3. Awareness (of self and others) . By reflecting upon oneself and others, we can gain an appreciation and control over how the limits of our rationality and cognitive biases affect our ability to effectively lead. Bounded rationality restricts our cognitive capacity to evaluate a single-digit set of considerations at a given point in time. In other words, our rationality is not infinite — it is finite to a limited set of considerations that cannot possibly represent all factors of decision-making and problem solving. Moreover, our cognition is biased by irrational considerations — known as cognitive biases. These range from arriving at different conclusions when the same information is presented differently (framing effect) to the failure of see our own incompetence (Dunning-Kruger effect).

The process of leading a creative, problem-solving organization is a journey of self-discovery.

As Jeff Gordon , former president and CEO of OpenTable, president of PayPal and SVP of eBay said:

“The most important discovery I made in this process was that growing with the business required the rapid acquisition of entirely new skills. The best analogy I have is a sports one: I started as a player and quickly had to become a coach, and then a general manager, before becoming something like a league commissioner.”

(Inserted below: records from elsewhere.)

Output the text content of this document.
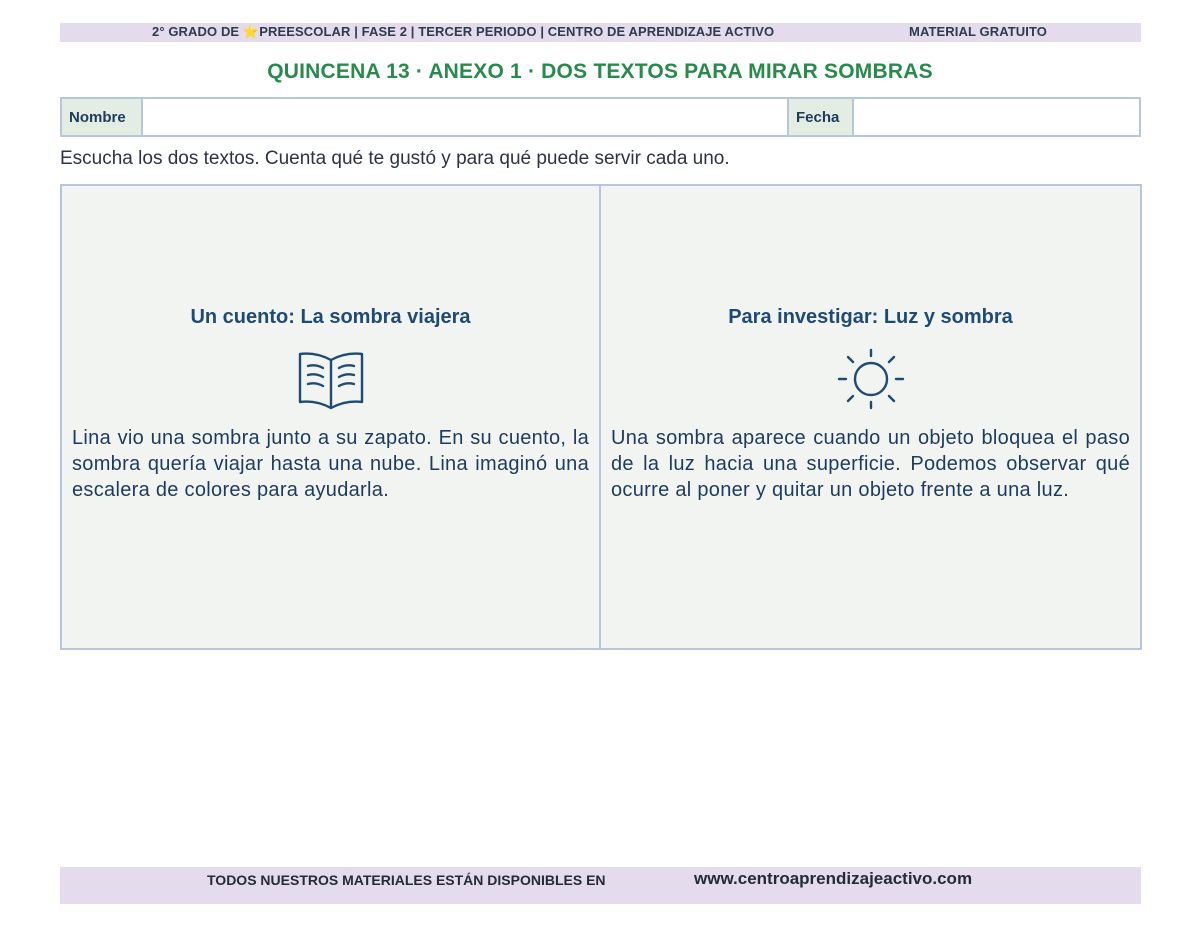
2° GRADO DE ⭐PREESCOLAR | FASE 2 | TERCER PERIODO | CENTRO DE APRENDIZAJE ACTIVO	MATERIAL GRATUITO
QUINCENA 13 · ANEXO 1 · DOS TEXTOS PARA MIRAR SOMBRAS
Nombre	Fecha
Escucha los dos textos. Cuenta qué te gustó y para qué puede servir cada uno.
Un cuento: La sombra viajera
Lina vio una sombra junto a su zapato. En su cuento, la sombra quería viajar hasta una nube. Lina imaginó una escalera de colores para ayudarla.
Para investigar: Luz y sombra
Una sombra aparece cuando un objeto bloquea el paso de la luz hacia una superficie. Podemos observar qué ocurre al poner y quitar un objeto frente a una luz.
TODOS NUESTROS MATERIALES ESTÁN DISPONIBLES EN	www.centroaprendizajeactivo.com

  1. Building the right team with diversity . Studies show that diversity drives innovation. There are two types of diversity: Intrinsic diversity are attributes we are born with (such as race). Acquired diversity are attributes we gain through life experience (such as surviving cancer). Combing people with both types of diversity is called “2-D” and they consistently outperform teams that are more homogenous.
    > “By correlating diversity in leadership with market outcomes as reported by respondents, we learned that companies with 2-D diversity out-innovate and out-perform others. Employees at these companies are 45% likelier to report that their firm’s market share grew over the previous year and 70% likelier to report that the firm captured a new market.” — Sylvia Ann Hewlett, Melinda Marshall, and Laura Sherbin. “How Diversity Can Drive Innovation” Harvard Business Review, December 2013.